He may be the first to spring to mind, but Pulp Fiction’s Jules Winnfield certainly isn’t the only bad mother f*cker in cinematic history. Hell no, mofo. Over the past half-century, the silver screen has seen more than its fair share of hot mamas and semi-Oedipal fellas ready to show the kind of love that scarcely features on Mother’s Day cards.
Though ‘Stifler’s Mom’ in the wince-inducing American Pie films is generally accepted as the wellspring of the 'MILF' appellation, it was Anne Bancroft’s character in 1967 Mike Nichols' movie The Graduate that really got the mother-f*ckin’ ball rolling.
Immortalised in song by Simon & Garfunkel, Mrs Robinson (koo-koo-ka-choo) seduces the film’s titular college-leaver, played by Dustin Hoffman, into a summer-long affair, before making his life a misery when his affections switch to her daughter. Although (spoiler alert!) Hoffman’s character ends up with the younger Robinson woman (or does he…?), it was the image of the rapacious mother that would linger in the collective consciousness, Bancroft going through the rest of her life exasperated that she’d be forever remembered as the quintessential cougar. (Despite the fact that, aged 35 at the time of filming, Bancroft was actually only six years older than Hoffman.) “I'm just a little dismayed that people aren’t beyond it yet,” she said some years later. Rightly so.

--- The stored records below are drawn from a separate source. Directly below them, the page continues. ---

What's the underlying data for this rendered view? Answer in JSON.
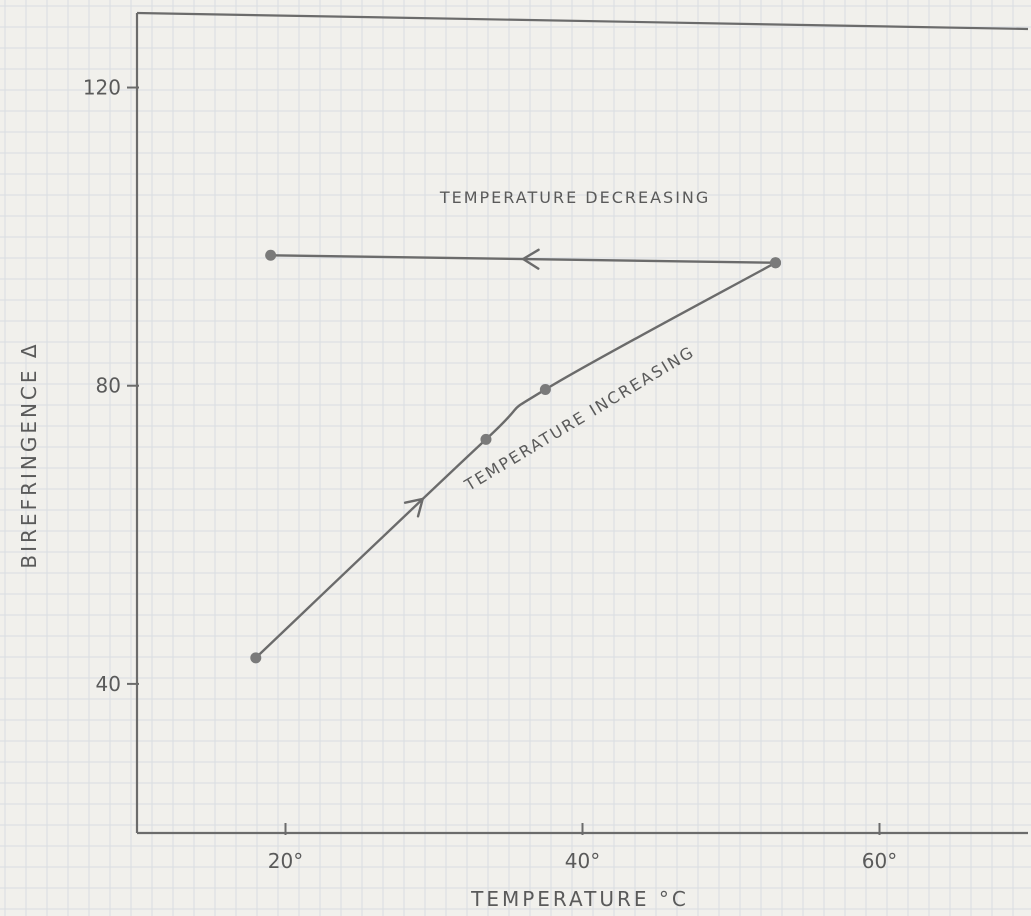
{
  "chart_data": {
    "type": "line",
    "xlabel": "TEMPERATURE °C",
    "ylabel": "BIREFRINGENCE Δ",
    "xlim": [
      10,
      70
    ],
    "ylim": [
      20,
      130
    ],
    "x_ticks": [
      {
        "value": 20,
        "label": "20°"
      },
      {
        "value": 40,
        "label": "40°"
      },
      {
        "value": 60,
        "label": "60°"
      }
    ],
    "y_ticks": [
      {
        "value": 40,
        "label": "40"
      },
      {
        "value": 80,
        "label": "80"
      },
      {
        "value": 120,
        "label": "120"
      }
    ],
    "grid": true,
    "series": [
      {
        "points": [
          {
            "x": 18,
            "y": 43.5
          },
          {
            "x": 33.5,
            "y": 72.8
          },
          {
            "x": 37.5,
            "y": 79.5
          },
          {
            "x": 53,
            "y": 96.5
          }
        ],
        "direction_arrow_at": 0.35
      },
      {
        "points": [
          {
            "x": 53,
            "y": 96.5
          },
          {
            "x": 19,
            "y": 97.5
          }
        ],
        "direction_arrow_at": 0.5
      }
    ],
    "annotations": [
      {
        "text": "TEMPERATURE DECREASING",
        "x": 39.5,
        "y": 104.5,
        "rotate": 0
      },
      {
        "text": "TEMPERATURE INCREASING",
        "x": 40,
        "y": 75,
        "rotate": -31
      }
    ],
    "colors": {
      "line": "#6b6b6b",
      "grid": "#d9dde2",
      "text": "#5a5a5a",
      "background": "#f1f0ec"
    }
  }
}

Sixties classic Belle de Jour saw her play a minxy young housewife hooker, but by 1983, at 40 years of age, Catherine Deneuve was of a suitable vintage to portray the older (much, much older) vampire lover of an ill-fated David Bowie in The Hunger. Though the two are married in the film, and like Hoffman and Bancroft, only a handful of years separated their ages, there’s a definite mother-son dynamic to the couple’s relationship — Deneuve’s character having literally given Bowie’s life. (Horrible, accursed eternal life, as it turns out.)
A young Susan Sarandon enjoys a memorable blood-sugar-sex-magik lesbian tryst with Deneuve in The Hunger (watch it here, if you so desire) morphing five years later into the role of experienced elder lover, showing a young buck baseballer 12 years her junior the ways of the world in 1988’s Bull Durham. That year, Sarandon would marry the actor playing her Bull Durham toy-boy, Tim Robbins, bearing him two children shortly thereafter.